When he finished college in the ‘80s, the energy industry was in a slump. Many companies had failed, and in doing so, created a real estate crisis in Louisiana, Texas and Oklahoma. Andersen landed a large contract with bank regulators to find energy-related assets at failed banks, value the assets and prepare them for liquidation.
“The assignment became much more than that, trying to understand how the companies failed and where the banks chose a bad path leading to failure versus managing through the crisis,” Hairston said. “I love the banking industry. We are unjustly maligned by some politicians and sometimes the press. There are always bad apples, but this industry is packed with hundreds of thousands of committed bankers who spend their careers helping people realize their dreams and get through tough times. I am proud to be one of them.”
Early mentors include his parents.
“My dad quit the 9th grade to join the Navy after Pearl Harbor and married my mother while home after his ship was badly damaged at Corregidor,” Hairston said. “My parents were deeply committed to all their kids finishing college, which we did.”

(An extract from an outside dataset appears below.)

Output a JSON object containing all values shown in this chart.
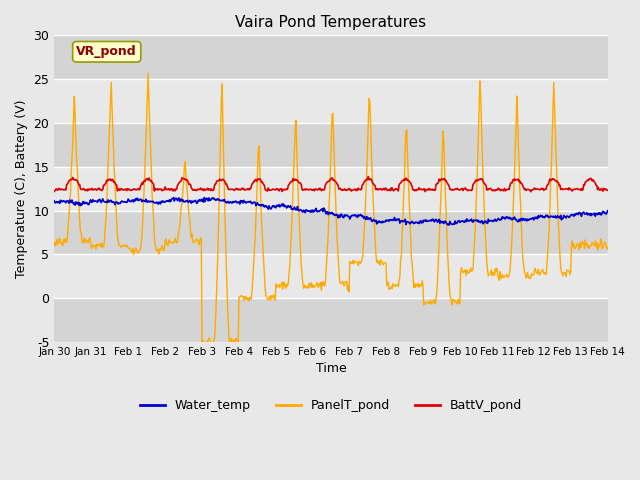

Other mentors included Bill McIntyre, Alan Fioreza, his first boss Tommy Mann, and Trey Bradley, all at Andersen and all of whom took extra time to help him. Then, Hancock’s longtime leaders Leo Seal and George Schloegel instilled in him a love of and devotion to history and the importance of prizing the soul of a company (its culture) and the team, instead of solely the next quarter.
“Jim Estabrook, retired chairman of our company, reminded me that people will almost always surprise on the positive side, so expect and even demand it,” Hairston said. “My wife is my hero. She raised two great kids while pouring her soul into caring for a terminally ill child. When it comes to strength, Ann is the toughest person I will ever know.”
He met his wife, who is from Hollandale, at MSU. Their eldest daughter was valedictorian of her high school, graduated from MSU as a chemical engineer and is in her fourth year of medical school at William Carey. Their second daughter was also valedictorian and graduated in May from MSU in chemical engineering. She will begin her Ph.D. in chemical engineering at Michigan (Ann Arbor) in a few weeks.
Their third daughter was stricken with illness as a child and passed away when she was six.
“She was beautiful and looked perfect, but suffered through her short life,” Hairston said. “She fought a great fight, and it was a family affair to keep her going. That fight is where our oldest daughter found her inspiration to be a physician.”
Hairston considers his work also his recreation.
“Every day in the banking business is a vacation day,” Hairston said. “When my team gets tired of me, I take a few days every year to go fishing. We also enjoy traveling as a family.”
Hairston is a past member of the American Bankers Association Board of Directors and Audit Committee. He is past chairman of the Gulf Coast Business Council and vice chairman of the Board of Trustees for the World War II Museum in New Orleans. He is past chairman of the Mississippi Information Technology Services Board of Directors, the Mississippi Gaming Commission and the Mississippi State College of Business Advisory Board.